At MetricFire, we ran into this exact issue within our own alerting infrastructure, specifically in a routing layer responsible for handling incoming traffic. Multiple components within that layer could fail at the same time and each one generated its own alert, resulting in a cluster of alerts that all pointed to the same underlying issue.

After restructuring our alerts to follow a more consistent service and signal hierarchy, we were able to group those components under a single "service-level" alert. That made it possible to evaluate the health of the service as a whole and then identify which specific signals were responsible when something went wrong. Learn how we applied these same concepts within MetricFire’s internal alerting infrastructure to reduce noisy, redundant alerts across our production traffic routing layer.
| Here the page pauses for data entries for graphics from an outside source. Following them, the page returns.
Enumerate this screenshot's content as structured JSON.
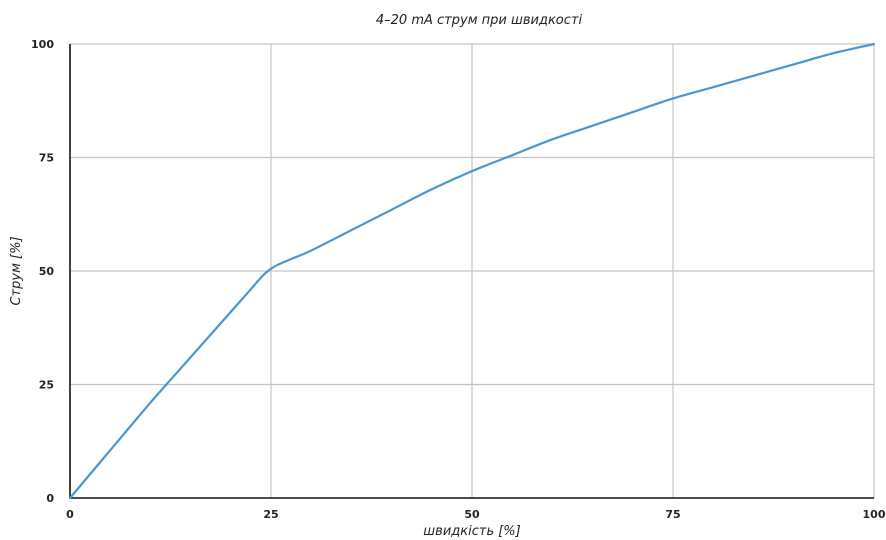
{
  "chart_data": {
    "type": "line",
    "title": "4–20 mA струм при  швидкості",
    "xlabel": "швидкість [%]",
    "ylabel": "Струм [%]",
    "xlim": [
      0,
      100
    ],
    "ylim": [
      0,
      100
    ],
    "x_ticks": [
      0,
      25,
      50,
      75,
      100
    ],
    "y_ticks": [
      0,
      25,
      50,
      75,
      100
    ],
    "x_tick_labels": [
      "0",
      "25",
      "50",
      "75",
      "100"
    ],
    "y_tick_labels": [
      "0",
      "25",
      "50",
      "75",
      "100"
    ],
    "grid": true,
    "legend": "none",
    "colors": {
      "series": "#4a96cf",
      "grid": "#c4c4c4",
      "axis": "#111111"
    },
    "series": [
      {
        "x": [
          0,
          5,
          10,
          15,
          20,
          22,
          24,
          25,
          26,
          28,
          30,
          35,
          40,
          45,
          50,
          55,
          60,
          65,
          70,
          75,
          80,
          85,
          90,
          95,
          100
        ],
        "y": [
          0,
          10.5,
          21,
          31,
          41,
          45,
          49,
          50.5,
          51.5,
          53,
          54.5,
          59,
          63.5,
          68,
          72,
          75.5,
          79,
          82,
          85,
          88,
          90.5,
          93,
          95.5,
          98,
          100
        ]
      }
    ]
  }
}
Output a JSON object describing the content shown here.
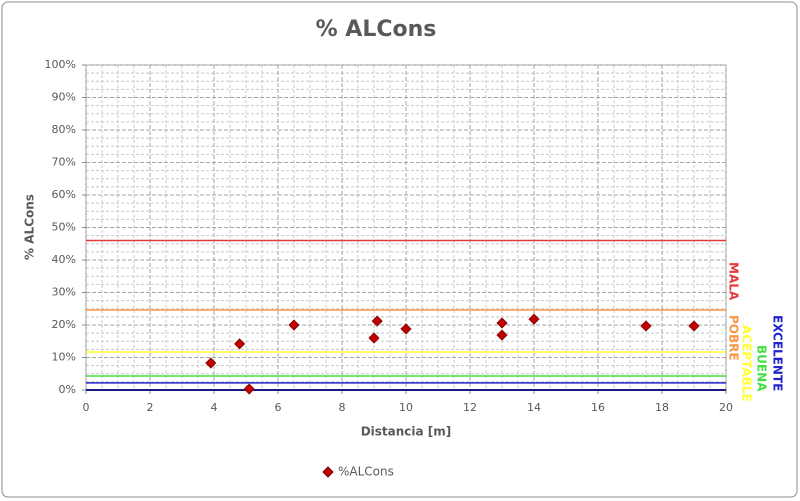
{
  "chart_data": {
    "type": "scatter",
    "title": "% ALCons",
    "x_label": "Distancia [m]",
    "y_label": "% ALCons",
    "xlim": [
      0,
      20
    ],
    "xticks": [
      0,
      2,
      4,
      6,
      8,
      10,
      12,
      14,
      16,
      18,
      20
    ],
    "ylim": [
      0,
      100
    ],
    "yticks": [
      {
        "value": 0,
        "label": "0%"
      },
      {
        "value": 10,
        "label": "10%"
      },
      {
        "value": 20,
        "label": "20%"
      },
      {
        "value": 30,
        "label": "30%"
      },
      {
        "value": 40,
        "label": "40%"
      },
      {
        "value": 50,
        "label": "50%"
      },
      {
        "value": 60,
        "label": "60%"
      },
      {
        "value": 70,
        "label": "70%"
      },
      {
        "value": 80,
        "label": "80%"
      },
      {
        "value": 90,
        "label": "90%"
      },
      {
        "value": 100,
        "label": "100%"
      }
    ],
    "grid": true,
    "series": [
      {
        "name": "%ALCons",
        "color": "#c00000",
        "x": [
          3.9,
          4.8,
          5.1,
          6.5,
          9.0,
          9.1,
          10.0,
          13.0,
          13.0,
          14.0,
          17.5,
          19.0
        ],
        "values": [
          8.3,
          14.2,
          0.3,
          20.0,
          16.0,
          21.2,
          18.8,
          20.6,
          16.9,
          21.8,
          19.7,
          19.7
        ]
      }
    ],
    "reference_lines": [
      {
        "label": "MALA",
        "value": 46,
        "color": "#e03a3a"
      },
      {
        "label": "POBRE",
        "value": 24.6,
        "color": "#f79646"
      },
      {
        "label": "ACEPTABLE",
        "value": 11.7,
        "color": "#ffff33"
      },
      {
        "label": "BUENA",
        "value": 4.3,
        "color": "#44dd44"
      },
      {
        "label": "EXCELENTE",
        "value": 2.2,
        "color": "#2222cc"
      }
    ]
  }
}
When working in Hosted Graphite, this structure translates directly into how you build dashboards and alerts. Queries become simpler because they rely on predictable paths, and alert rules can operate across an entire service layer, rather than being tied to individual metrics.

Conclusion

Service-level alerting reduces noise by grouping related signals into a single view of a system. Composite alerting builds on that foundation by defining how those signals interact, allowing alerts to reflect meaningful system behavior instead of isolated metric changes.

As systems grow in complexity, this shift becomes essential. Instead of reacting to individual thresholds, alerts begin to represent real service conditions, making them easier to trust and faster to act on. This reduces false positives, improves signal clarity, and shortens the time between detection and diagnosis.

Taken together, metric structure, wildcard grouping, and composite logic form a complete Graphite alerting model. One that scales with your system, aligns with how engineers think about internal services, and ultimately turns metric data into actionable insight.